Pourquoi Béla Bartok entrera dans le domaine public en 2016 partout dans le monde… sauf en France !
:: S.I.Lex :: - calimaq, 3/12/2015
SavoirsCom1 et Romaine Lubrique proposent une nouvelle fois cette année le Calendrier de l’Avent du Domaine Public, qui signalera chaque jour du mois de décembre un nouvel auteur dont les oeuvres entreront dans le domaine public en 2016.
L’année dernière déjà, cet exercice avait été l’occasion de mettre en lumière certaines aberrations découlant de l’état de la loi française. Antoine de Saint-Exupéry par exemple est entré dans le domaine public partout dans le monde en 2015… sauf en France ! La raison résidait dans la durée de 30 ans supplémentaires attribuée par la loi aux auteurs « Morts pour la France ». Cette situation avait conduit à la conséquence ubuesque que le Petit Prince a été mis en ligne dès le 1er janvier 2015 sur un site belge, portant une mention spéciale indiquant aux internautes français de passer leur chemin…

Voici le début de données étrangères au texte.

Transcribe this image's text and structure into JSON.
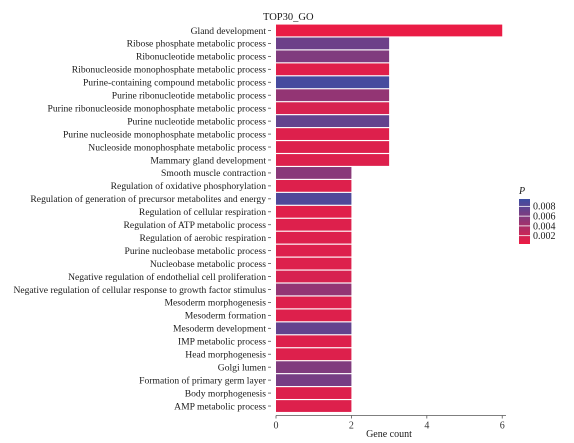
{
  "chart_data": {
    "type": "bar",
    "orientation": "horizontal",
    "title": "TOP30_GO",
    "xlabel": "Gene count",
    "ylabel": "",
    "xlim": [
      0,
      6.1
    ],
    "xticks": [
      0,
      2,
      4,
      6
    ],
    "categories": [
      "Gland development",
      "Ribose phosphate metabolic process",
      "Ribonucleotide metabolic process",
      "Ribonucleoside monophosphate metabolic process",
      "Purine-containing compound metabolic process",
      "Purine ribonucleotide metabolic process",
      "Purine ribonucleoside monophosphate metabolic process",
      "Purine nucleotide metabolic process",
      "Purine nucleoside monophosphate metabolic process",
      "Nucleoside monophosphate metabolic process",
      "Mammary gland development",
      "Smooth muscle contraction",
      "Regulation of oxidative phosphorylation",
      "Regulation of generation of precursor metabolites and energy",
      "Regulation of cellular respiration",
      "Regulation of ATP metabolic process",
      "Regulation of aerobic respiration",
      "Purine nucleobase metabolic process",
      "Nucleobase metabolic process",
      "Negative regulation of endothelial cell proliferation",
      "Negative regulation of cellular response to growth factor stimulus",
      "Mesoderm morphogenesis",
      "Mesoderm formation",
      "Mesoderm development",
      "IMP metabolic process",
      "Head morphogenesis",
      "Golgi lumen",
      "Formation of primary germ layer",
      "Body morphogenesis",
      "AMP metabolic process"
    ],
    "values": [
      6,
      3,
      3,
      3,
      3,
      3,
      3,
      3,
      3,
      3,
      3,
      2,
      2,
      2,
      2,
      2,
      2,
      2,
      2,
      2,
      2,
      2,
      2,
      2,
      2,
      2,
      2,
      2,
      2,
      2
    ],
    "p_values": [
      0.0005,
      0.007,
      0.006,
      0.001,
      0.009,
      0.005,
      0.0015,
      0.0075,
      0.0012,
      0.0012,
      0.0012,
      0.0055,
      0.0012,
      0.0085,
      0.001,
      0.0012,
      0.0012,
      0.0012,
      0.0012,
      0.0015,
      0.005,
      0.0012,
      0.0012,
      0.0075,
      0.0012,
      0.0012,
      0.006,
      0.0065,
      0.0012,
      0.0012
    ],
    "legend": {
      "title": "P",
      "position": "right",
      "ticks": [
        0.008,
        0.006,
        0.004,
        0.002
      ],
      "tick_labels": [
        "0.008",
        "0.006",
        "0.004",
        "0.002"
      ],
      "range": [
        0.0003,
        0.0095
      ],
      "color_low": "#ee1b43",
      "color_high": "#3c4ea3"
    },
    "grid": false
  }
}
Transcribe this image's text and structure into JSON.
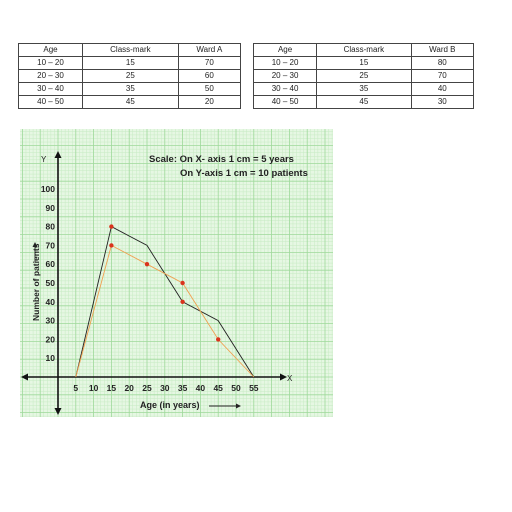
{
  "table_a": {
    "headers": [
      "Age",
      "Class-mark",
      "Ward A"
    ],
    "rows": [
      [
        "10 – 20",
        "15",
        "70"
      ],
      [
        "20 – 30",
        "25",
        "60"
      ],
      [
        "30 – 40",
        "35",
        "50"
      ],
      [
        "40 – 50",
        "45",
        "20"
      ]
    ]
  },
  "table_b": {
    "headers": [
      "Age",
      "Class-mark",
      "Ward B"
    ],
    "rows": [
      [
        "10 – 20",
        "15",
        "80"
      ],
      [
        "20 – 30",
        "25",
        "70"
      ],
      [
        "30 – 40",
        "35",
        "40"
      ],
      [
        "40 – 50",
        "45",
        "30"
      ]
    ]
  },
  "chart_data": {
    "type": "line",
    "scale_text": [
      "Scale: On X- axis 1 cm = 5 years",
      "On Y-axis 1 cm = 10 patients"
    ],
    "xlabel": "Age (in years)",
    "ylabel": "Number of patients",
    "x_axis_letter": "X",
    "y_axis_letter": "Y",
    "xlim": [
      0,
      60
    ],
    "ylim": [
      0,
      100
    ],
    "x_ticks": [
      5,
      10,
      15,
      20,
      25,
      30,
      35,
      40,
      45,
      50,
      55
    ],
    "y_ticks": [
      10,
      20,
      30,
      40,
      50,
      60,
      70,
      80,
      90,
      100
    ],
    "grid": true,
    "series": [
      {
        "color": "#222222",
        "marker_color": "#d9331c",
        "x": [
          5,
          15,
          25,
          35,
          45,
          55
        ],
        "y": [
          0,
          80,
          70,
          40,
          30,
          0
        ],
        "markers": [
          false,
          true,
          false,
          true,
          false,
          false
        ]
      },
      {
        "color": "#f0a050",
        "marker_color": "#d9331c",
        "x": [
          5,
          15,
          25,
          35,
          45,
          55
        ],
        "y": [
          0,
          70,
          60,
          50,
          20,
          0
        ],
        "markers": [
          false,
          true,
          true,
          true,
          true,
          false
        ]
      }
    ]
  }
}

Cette année encore, nous avons été obligés d’écarter certains des auteurs pourtant bien morts depuis plus de 70 ans et l’un d’eux est peut-être dans une situation plus absurde que celle de Saint-Exupéry (si, c’est possible…). Il s’agit du compositeur hongrois Béla Bartok, qui entrera lui aussi dans le domaine public en 2016 partout dans le monde, sauf en France. La raison de cette incongruité est cependant un peu plus difficile à comprendre (accrochez-vous !).
Les « Morts pour la France » ne sont pas en effet la seule exception en droit français à la règle de l’entrée dans le domaine public 70 ans après la mort de l’auteur. Un autre régime dérogatoire existe du fait de l’application des prorogations de guerre. Le Code de Propriété Intellectuelle prévoit ainsi « une extension de la durée des droits d’auteur aux œuvres publiées avant ou pendant les conflits mondiaux du xxe siècle, et ajoutées à la durée normale de ces droits, afin de compenser les pertes d’exploitation occasionnées par ces guerres » (définition Wikipédia). Ces délais supplémentaires durent ; 6 ans et 152 jours pour la Première Guerre mondiale ; 8 ans et 120 jours pour la Seconde Guerre Mondiale (soit 14 ans et 272 jours en tout).

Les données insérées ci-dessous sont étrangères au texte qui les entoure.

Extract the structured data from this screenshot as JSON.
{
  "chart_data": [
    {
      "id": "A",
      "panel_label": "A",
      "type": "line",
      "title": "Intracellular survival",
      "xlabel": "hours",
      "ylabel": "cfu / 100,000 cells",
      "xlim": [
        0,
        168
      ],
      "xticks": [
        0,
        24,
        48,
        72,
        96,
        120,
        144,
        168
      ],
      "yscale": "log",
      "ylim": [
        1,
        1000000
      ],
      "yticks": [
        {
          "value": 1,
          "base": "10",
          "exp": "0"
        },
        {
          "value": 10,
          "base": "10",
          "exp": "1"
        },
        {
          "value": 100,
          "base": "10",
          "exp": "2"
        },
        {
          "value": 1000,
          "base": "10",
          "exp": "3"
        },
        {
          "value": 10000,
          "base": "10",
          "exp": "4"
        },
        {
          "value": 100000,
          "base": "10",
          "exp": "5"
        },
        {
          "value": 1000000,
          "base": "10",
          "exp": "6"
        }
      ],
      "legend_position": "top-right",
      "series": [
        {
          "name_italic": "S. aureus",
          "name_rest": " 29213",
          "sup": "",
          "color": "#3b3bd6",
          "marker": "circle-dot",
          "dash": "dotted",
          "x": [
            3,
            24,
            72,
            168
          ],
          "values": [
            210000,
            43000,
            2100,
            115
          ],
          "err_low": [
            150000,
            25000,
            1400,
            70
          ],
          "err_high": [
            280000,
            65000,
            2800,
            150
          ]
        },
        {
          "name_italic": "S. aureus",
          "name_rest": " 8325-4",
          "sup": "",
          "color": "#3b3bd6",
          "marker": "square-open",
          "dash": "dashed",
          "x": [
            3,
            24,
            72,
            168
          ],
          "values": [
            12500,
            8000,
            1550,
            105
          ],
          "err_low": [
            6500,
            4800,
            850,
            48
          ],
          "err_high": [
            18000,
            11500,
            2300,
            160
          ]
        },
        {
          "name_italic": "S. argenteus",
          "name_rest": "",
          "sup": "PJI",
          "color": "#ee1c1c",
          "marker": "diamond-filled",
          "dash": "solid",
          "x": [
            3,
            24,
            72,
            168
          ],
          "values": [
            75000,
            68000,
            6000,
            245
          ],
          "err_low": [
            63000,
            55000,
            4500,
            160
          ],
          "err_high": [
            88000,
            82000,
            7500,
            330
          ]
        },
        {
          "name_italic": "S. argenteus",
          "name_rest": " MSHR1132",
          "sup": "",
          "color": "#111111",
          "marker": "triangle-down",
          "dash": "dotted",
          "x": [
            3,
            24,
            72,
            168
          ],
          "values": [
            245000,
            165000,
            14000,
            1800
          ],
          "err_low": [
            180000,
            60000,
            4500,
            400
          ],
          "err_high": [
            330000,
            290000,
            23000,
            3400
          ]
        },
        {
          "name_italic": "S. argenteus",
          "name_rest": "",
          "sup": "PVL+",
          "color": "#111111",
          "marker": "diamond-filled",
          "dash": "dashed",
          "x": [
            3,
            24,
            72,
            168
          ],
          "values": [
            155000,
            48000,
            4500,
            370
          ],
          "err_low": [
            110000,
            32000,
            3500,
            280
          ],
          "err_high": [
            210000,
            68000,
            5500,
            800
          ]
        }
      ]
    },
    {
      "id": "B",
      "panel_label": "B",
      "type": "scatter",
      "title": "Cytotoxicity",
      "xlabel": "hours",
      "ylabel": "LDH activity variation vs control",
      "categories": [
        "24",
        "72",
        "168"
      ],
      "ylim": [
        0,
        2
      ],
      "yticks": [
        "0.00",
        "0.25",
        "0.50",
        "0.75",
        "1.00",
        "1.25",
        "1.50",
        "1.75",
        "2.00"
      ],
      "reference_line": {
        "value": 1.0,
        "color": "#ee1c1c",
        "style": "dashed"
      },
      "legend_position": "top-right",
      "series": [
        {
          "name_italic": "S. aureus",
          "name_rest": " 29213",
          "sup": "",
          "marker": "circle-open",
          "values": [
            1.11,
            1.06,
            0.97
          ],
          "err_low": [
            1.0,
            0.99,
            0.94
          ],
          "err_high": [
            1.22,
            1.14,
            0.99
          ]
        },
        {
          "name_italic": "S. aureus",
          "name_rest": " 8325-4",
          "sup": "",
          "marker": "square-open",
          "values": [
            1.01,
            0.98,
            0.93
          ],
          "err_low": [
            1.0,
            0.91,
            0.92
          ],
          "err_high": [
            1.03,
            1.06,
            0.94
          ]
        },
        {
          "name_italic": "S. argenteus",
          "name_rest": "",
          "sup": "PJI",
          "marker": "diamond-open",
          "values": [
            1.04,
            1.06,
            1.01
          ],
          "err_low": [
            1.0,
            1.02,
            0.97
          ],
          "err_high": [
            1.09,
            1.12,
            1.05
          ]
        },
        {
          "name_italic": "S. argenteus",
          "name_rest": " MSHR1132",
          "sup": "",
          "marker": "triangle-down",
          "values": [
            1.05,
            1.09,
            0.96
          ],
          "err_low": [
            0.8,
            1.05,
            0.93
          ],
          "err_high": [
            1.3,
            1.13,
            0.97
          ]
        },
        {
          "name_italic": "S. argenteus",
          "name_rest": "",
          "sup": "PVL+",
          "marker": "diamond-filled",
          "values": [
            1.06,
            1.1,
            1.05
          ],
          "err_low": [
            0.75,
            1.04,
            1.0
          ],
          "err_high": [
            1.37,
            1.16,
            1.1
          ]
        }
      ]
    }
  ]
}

On lit souvent que ces prorogations auraient été supprimées en 2007 par la Cour de Cassation à l’occasion de deux arrêts (Monet et Boldoni), mais ce n’est pas complètement vrai. Dans ces affaires, la Cour a estimé que ces durées supplémentaires n’avaient plus vocation à s’appliquer en principe du fait qu’elles ont été « absorbées » par le passage de la durée du droit d’auteur de 50 à 70 ans après la mort décidé par une directive européenne en 1997.

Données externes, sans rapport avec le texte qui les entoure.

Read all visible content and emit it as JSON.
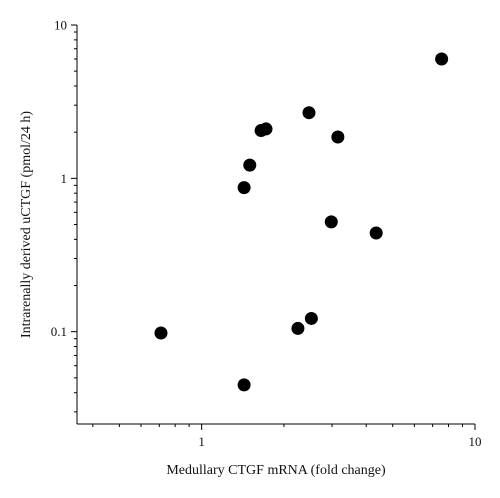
{
  "chart_data": {
    "type": "scatter",
    "title": "",
    "xlabel": "Medullary CTGF mRNA (fold change)",
    "ylabel": "Intrarenally derived uCTGF (pmol/24 h)",
    "x_scale": "log",
    "y_scale": "log",
    "xlim": [
      0.35,
      10
    ],
    "ylim": [
      0.025,
      10
    ],
    "x_ticks": [
      {
        "value": 1,
        "label": "1"
      },
      {
        "value": 10,
        "label": "10"
      }
    ],
    "y_ticks": [
      {
        "value": 0.1,
        "label": "0.1"
      },
      {
        "value": 1,
        "label": "1"
      },
      {
        "value": 10,
        "label": "10"
      }
    ],
    "grid": false,
    "legend": "none",
    "marker_color": "#000000",
    "points": [
      {
        "x": 0.71,
        "y": 0.098
      },
      {
        "x": 1.43,
        "y": 0.045
      },
      {
        "x": 1.43,
        "y": 0.87
      },
      {
        "x": 1.5,
        "y": 1.22
      },
      {
        "x": 1.65,
        "y": 2.05
      },
      {
        "x": 1.72,
        "y": 2.1
      },
      {
        "x": 2.25,
        "y": 0.105
      },
      {
        "x": 2.52,
        "y": 0.122
      },
      {
        "x": 2.47,
        "y": 2.68
      },
      {
        "x": 2.98,
        "y": 0.52
      },
      {
        "x": 3.15,
        "y": 1.86
      },
      {
        "x": 4.35,
        "y": 0.44
      },
      {
        "x": 7.55,
        "y": 6.0
      }
    ]
  }
}
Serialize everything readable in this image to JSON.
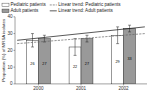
{
  "chart_data": {
    "type": "bar",
    "categories": [
      "2000",
      "2001",
      "2002"
    ],
    "y_label": "Proportion (%) of MRSA isolates",
    "ylim": [
      0,
      40
    ],
    "yticks": [
      0,
      10,
      20,
      30,
      40
    ],
    "grid": false,
    "legend": "upper left",
    "data_labels": true,
    "series": [
      {
        "name": "Pediatric patients",
        "type": "bar",
        "color": "#ffffff",
        "values": [
          26,
          22,
          29
        ],
        "errors_low": [
          4.0,
          5.0,
          5.0
        ],
        "errors_high": [
          4.0,
          5.0,
          5.0
        ]
      },
      {
        "name": "Adult patients",
        "type": "bar",
        "color": "#999999",
        "values": [
          27,
          27,
          33
        ],
        "errors_low": [
          2.0,
          2.0,
          2.0
        ],
        "errors_high": [
          2.0,
          2.0,
          2.0
        ]
      },
      {
        "name": "Linear trend: Pediatric patients",
        "type": "line",
        "line_style": "dashed",
        "color": "#666666",
        "start": 24,
        "end": 30
      },
      {
        "name": "Linear trend: Adult patients",
        "type": "line",
        "line_style": "solid",
        "color": "#111111",
        "start": 26,
        "end": 34
      }
    ]
  }
}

Mais la Cour a considéré que la règle des 70 ans après la mort de l’auteur cèderait lorsque une durée de protection plus longue avait déjà commencé à courir au moment de l’entrée en vigueur de la directive, pour ne pas faire perdre les « droits acquis » par les titulaires de droits. Or en 1985, la loi Lang avait déjà allongé les droits pour la musique de 50 à 70 ans. On en déduit donc que les prorogations n’ont plus vocation à s’appliquer en général, mais qu’elles subsistent… seulement pour les oeuvres musicales (1) !
Vous suivez toujours ?
Revenons alors au Calendrier de l’Avent du Domaine Public. Le premier auteur que nous avons fait figurer dans la sélection 2016 est Maurice Ravel. Contrairement aux autres auteurs du Calendrier, nous avons pris en compte pour lui la date de mort de 1937 et non de 1945, justement à cause des prorogations de guerre. En ajoutant les 8 ans et 120 de la Seconde Guerre mondiale, on arrive à la conclusion qu’une partie de l’oeuvre de Ravel (notamment le fameux Boléro) entrera dans le domaine public le 30 avril 2016. Mais une partie seulement, car les oeuvres publiées par Ravel avant 1920 resteront soumises aux prorogations de la Première Guerre Mondale (effroyable complexité !). En revanche pour Béla Bartok, c’est bien l’ensemble de l’oeuvre du compositeur qui est concernée et pour lesquelles l’entrée dans le domaine public est repoussée du fait des prorogations de guerre.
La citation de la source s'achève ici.